The 2nd of September marked 4 months before I turn 45.  Time goes so quickly.  I started this blog before I was 30 years old! I think I was 28... what a difference in age is that! 

I remember Larissa, when she came to our home for Thanksgiving in 2018, saying how she used to be able to do stairs easily; old age and the infirmities that she felt were very hard for her.  Her Mother lived much longer than she did; I think at first she was expecting to have the same trajectory but she was not as strong.  And she had no living family to stay for.  It was a blessing that she is no longer suffering; when I last saw her she was bright and at peace.  I will always be glad I was able to read those prayers.  

Doing the prayers was the one of the few things that I felt that I was really supposed to do; a lot of daily life seems not as clear; but those prayers, they were as clear as the clearest lake where you see into the depths. 

God bless you all and keep you in His care!

Tuesday, September 28, 2021

The Day Before (the Funeral)

 

Tomorrow is Larissa's funeral.  At 10.  We will be there before to help set up and make sure all is well.  We are slowly praying this beautiful Akathist for Larissa, Akathist to Jesus Christ For a Loved One Who has Fallen Asleep.  If you pray for the departed and don't know of this particuar resource, I highly recommend it.  It's helped me numerous times grieve in hopeful, healthy ways.  

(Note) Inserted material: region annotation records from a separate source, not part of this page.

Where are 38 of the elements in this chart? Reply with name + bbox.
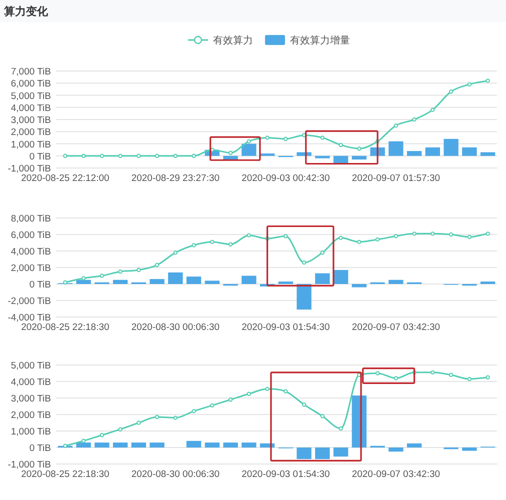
y-tick-label: -2,000 TiB [8,296,51,307]
y-tick-label: 1,000 TiB [10,426,51,438]
x-tick-label: 2020-08-30 00:06:30 [131,469,220,480]
x-tick-label: 2020-09-07 01:57:30 [352,173,440,184]
x-tick-label: 2020-09-03 01:54:30 [242,322,330,333]
x-tick-label: 2020-09-07 03:42:30 [352,322,440,333]
y-tick-label: 5,000 TiB [10,360,51,372]
x-tick-label: 2020-08-30 00:06:30 [131,322,220,333]
legend-label: 有效算力 [213,34,253,46]
chart-title: 算力变化 [3,5,49,18]
y-tick-label: 0 TiB [29,280,51,290]
y-tick-label: 5,000 TiB [10,90,51,102]
x-tick-label: 2020-09-03 00:42:30 [242,173,330,184]
x-tick-label: 2020-09-03 01:54:30 [242,469,330,480]
y-tick-label: 7,000 TiB [10,66,51,78]
y-tick-label: -1,000 TiB [8,164,51,174]
y-tick-label: 6,000 TiB [10,230,51,241]
y-tick-label: 2,000 TiB [10,127,51,138]
y-tick-label: 3,000 TiB [10,115,51,126]
legend-label: 有效算力增量 [290,34,350,46]
x-tick-label: 2020-08-25 22:18:30 [21,469,110,480]
y-tick-label: 0 TiB [29,151,51,162]
y-tick-label: 2,000 TiB [10,410,51,421]
y-tick-label: 1,000 TiB [10,139,51,150]
x-tick-label: 2020-08-25 22:18:30 [21,322,110,333]
y-tick-label: -1,000 TiB [8,460,51,470]
x-tick-label: 2020-08-25 22:12:00 [21,173,110,184]
y-tick-label: 8,000 TiB [10,214,51,224]
y-tick-label: 3,000 TiB [10,394,51,404]
y-tick-label: 4,000 TiB [10,102,51,114]
y-tick-label: 2,000 TiB [10,263,51,274]
y-tick-label: 4,000 TiB [10,246,51,258]
y-tick-label: -4,000 TiB [8,312,51,324]
y-tick-label: 6,000 TiB [10,78,51,90]
x-tick-label: 2020-08-29 23:27:30 [131,173,220,184]
x-tick-label: 2020-09-07 03:42:30 [352,469,440,480]
y-tick-label: 4,000 TiB [10,377,51,388]
y-tick-label: 0 TiB [29,443,51,454]
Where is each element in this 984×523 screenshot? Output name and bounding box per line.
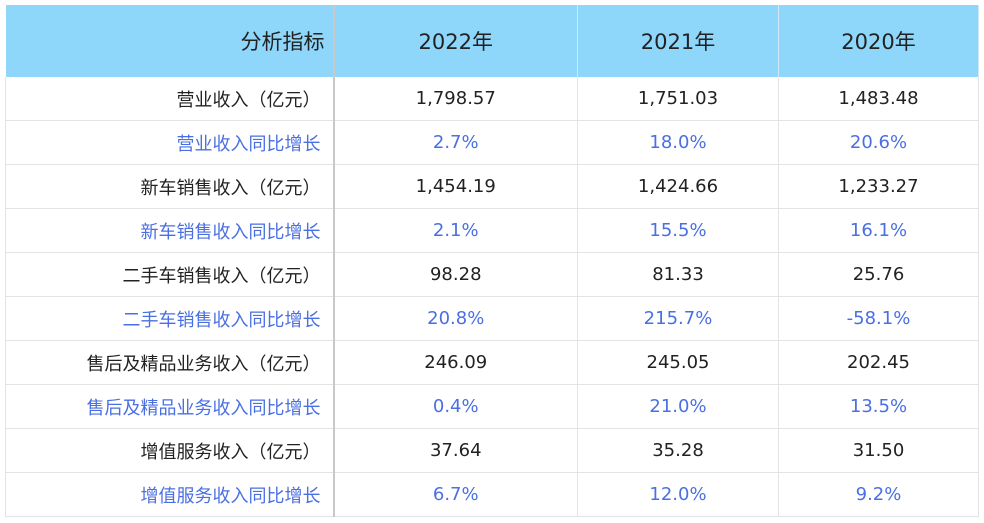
cell-value: 215.7% [577,296,779,341]
table-row: 二手车销售收入（亿元） 98.28 81.33 25.76 [5,252,979,297]
cell-value: 245.05 [577,340,779,385]
cell-value: 31.50 [778,428,979,473]
header-cell: 2022年 [333,5,578,77]
header-cell: 分析指标 [5,5,335,77]
row-label: 售后及精品业务收入（亿元） [5,340,335,385]
cell-value: 1,751.03 [577,77,779,121]
table-row: 增值服务收入同比增长 6.7% 12.0% 9.2% [5,472,979,517]
header-cell: 2021年 [577,5,779,77]
cell-value: 25.76 [778,252,979,297]
table-row: 营业收入（亿元） 1,798.57 1,751.03 1,483.48 [5,77,979,121]
row-label: 二手车销售收入同比增长 [5,296,335,341]
row-label: 营业收入（亿元） [5,77,335,121]
cell-value: 12.0% [577,472,779,517]
row-label: 增值服务收入同比增长 [5,472,335,517]
cell-value: 1,798.57 [333,77,578,121]
cell-value: 0.4% [333,384,578,429]
table-row: 增值服务收入（亿元） 37.64 35.28 31.50 [5,428,979,473]
cell-value: 1,483.48 [778,77,979,121]
row-label: 营业收入同比增长 [5,120,335,165]
header-cell: 2020年 [778,5,979,77]
cell-value: 81.33 [577,252,779,297]
cell-value: 1,454.19 [333,164,578,209]
table-row: 二手车销售收入同比增长 20.8% 215.7% -58.1% [5,296,979,341]
row-label: 增值服务收入（亿元） [5,428,335,473]
cell-value: 1,233.27 [778,164,979,209]
cell-value: 2.7% [333,120,578,165]
header-row: 分析指标 2022年 2021年 2020年 [5,5,979,77]
cell-value: 18.0% [577,120,779,165]
cell-value: 2.1% [333,208,578,253]
table-row: 新车销售收入（亿元） 1,454.19 1,424.66 1,233.27 [5,164,979,209]
cell-value: 13.5% [778,384,979,429]
row-label: 新车销售收入（亿元） [5,164,335,209]
data-table: 分析指标 2022年 2021年 2020年 营业收入（亿元） 1,798.57 1,75… [5,5,979,517]
table-body: 营业收入（亿元） 1,798.57 1,751.03 1,483.48 营业收入同比增长… [5,77,979,517]
cell-value: 6.7% [333,472,578,517]
cell-value: 98.28 [333,252,578,297]
table-row: 营业收入同比增长 2.7% 18.0% 20.6% [5,120,979,165]
cell-value: 202.45 [778,340,979,385]
cell-value: 35.28 [577,428,779,473]
table-row: 售后及精品业务收入同比增长 0.4% 21.0% 13.5% [5,384,979,429]
row-label: 二手车销售收入（亿元） [5,252,335,297]
row-label: 售后及精品业务收入同比增长 [5,384,335,429]
cell-value: 20.6% [778,120,979,165]
cell-value: -58.1% [778,296,979,341]
cell-value: 246.09 [333,340,578,385]
cell-value: 37.64 [333,428,578,473]
table-row: 售后及精品业务收入（亿元） 246.09 245.05 202.45 [5,340,979,385]
cell-value: 21.0% [577,384,779,429]
cell-value: 9.2% [778,472,979,517]
cell-value: 16.1% [778,208,979,253]
table-row: 新车销售收入同比增长 2.1% 15.5% 16.1% [5,208,979,253]
cell-value: 15.5% [577,208,779,253]
cell-value: 20.8% [333,296,578,341]
row-label: 新车销售收入同比增长 [5,208,335,253]
cell-value: 1,424.66 [577,164,779,209]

I have gotten the house clean.  I made a lovely small 6 inch vegan chocolate cake.  I will try to share pictures later.  I don't have them downloaded yet on my chromebook to do so. 

I am still having some hip/leg pain issues (and was not able to go to PT this week for various reasons) so if you pray for me, please pray for me with the funeral and cemetary.  It's going to be at least 4 hours between being early and by the time we have lunch outside at a resturant after the funeral.  I know one thing.  It will be a holy precious time and I am so so glad we can go to Larissa's funeral.  I can't tell you how glad. 

May God have mercy on us all and save us! 


Monday, September 27, 2021

I keep meaning to write...

 





...more about Larissa.  She has no family left now.  No one at all.  I was the only one, other than our priest, who went to her Mother's funeral.  She had one other person in her life who is missing her termendously.  ... 

Her father was a priest named Fr Nicholas.  He got cancer decades ago now and died of it.  Larissa went all the way to Boston with him for treatment; some monks there helped them a lot.  Her Mother, Mat Tatiana lived a long life and she is how I met Larissa when I was a new Bride and needed something to do.  So my priest told me to visit Larissa's Mom in nursing home.  And so the years went, and now Larissa is gone too.  

I want to write more but I know I need to go to bed now.

Life has a lot of grief and loss in it.  

For now, good night dear ones, God bless and keep you in His care.